Interrogé en 2011 par Inf’OGM, Denis Bourguet de l’Inra expliquait que cette stratégie n’est pas envisageable dans le cadre de la lutte contre la pyrale, les larves étant mobiles entre les plantes, se nourrissant alors alternativement sur des plantes non GM puis GM (et inversement) et pouvant donc développer des résistances. Mais cela pourrait fonctionner pour la chrysomèle car les larves ne passent pas suffisamment d’une plante à une autre pour que cela rende inopérante la présence dans le champ de plantes « refuge ». Mais Gassmann et al. rappellent que l’autorisation commerciale de telles plantes a été accompagnée d’une diminution des zones refuge requises pour limiter l’apparition de résistance, passant de 20% de la surface ensemencée à 5%… Et que la résistance à une protéine insecticide diminue l’efficacité des PGM qui en produisent deux ! Pour les auteurs de l’article, les voies à explorer devraient être « de plus grandes zones refuges [(…) et] des stratégies telles que la rotation de culture« .

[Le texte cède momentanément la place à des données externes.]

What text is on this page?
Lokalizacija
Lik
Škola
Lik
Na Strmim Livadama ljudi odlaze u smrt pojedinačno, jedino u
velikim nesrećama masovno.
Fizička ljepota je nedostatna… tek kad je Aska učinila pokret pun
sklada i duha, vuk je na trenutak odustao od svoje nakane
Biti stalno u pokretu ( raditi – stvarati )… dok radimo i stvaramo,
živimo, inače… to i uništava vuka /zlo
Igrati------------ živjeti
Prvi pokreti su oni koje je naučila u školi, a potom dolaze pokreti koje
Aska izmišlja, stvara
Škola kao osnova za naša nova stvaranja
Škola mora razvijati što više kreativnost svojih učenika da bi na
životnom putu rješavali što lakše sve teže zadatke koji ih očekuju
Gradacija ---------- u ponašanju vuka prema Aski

En effet, la mise en place de zones refuge efficaces suppose la présence des chrysomèles dans ces zones et donc la pérennisation de l’infestation. L’apparition de résistances pour les Cry3 par ces coléoptères étant inéluctable, même avec les zones refuge – qui ne font que la retarder – ce type d’OGM ne peut constituer une réponse durable à ce grave problème agronomique.
[1] La protéine Cry3Bb1 est présente dans de nombreuses plantes transgéniques, comme par exemple les maïs contenant l’évènement MON863 ou l’évènement 88017
[2] Gassmann J. A. & al., « Field-Evolved Resistance to Bt Maize by Western Corn Rootworm », PLoS ONE, 2011, 6(7):e22629. Aaron J. Gassmann déclare avoir reçu par le passé des subventions d’entreprises comme Dow, Monsanto, Syngenta… mais pas sur ce travail précis
[3] Beaucoup d’autres plantes Bt contiennent des protéines insecticides de la famille des Cry1, pour lutter contre la sésamie et de la pyrale. Il est à noter qu’un tel phénomène d’apparition de résistance aux champs commence aussi à apparaître, cf par exemple : , « AFRIQUE DU SUD – OGM : le foreur du maïs fait de la résistance », Inf’OGM, 13 septembre 2013
[4] , « Réaction des larves aux maïs Bt », Inf’OGM, octobre 2006
[5] « Field-evolved resistance by western corn rootworm to multiple Bacillus thuringiensis toxins in transgenic maize », Gassmann J. A. & al., PNAS, 8 avril 2014, vol. 111, n°14, pp5141–5146.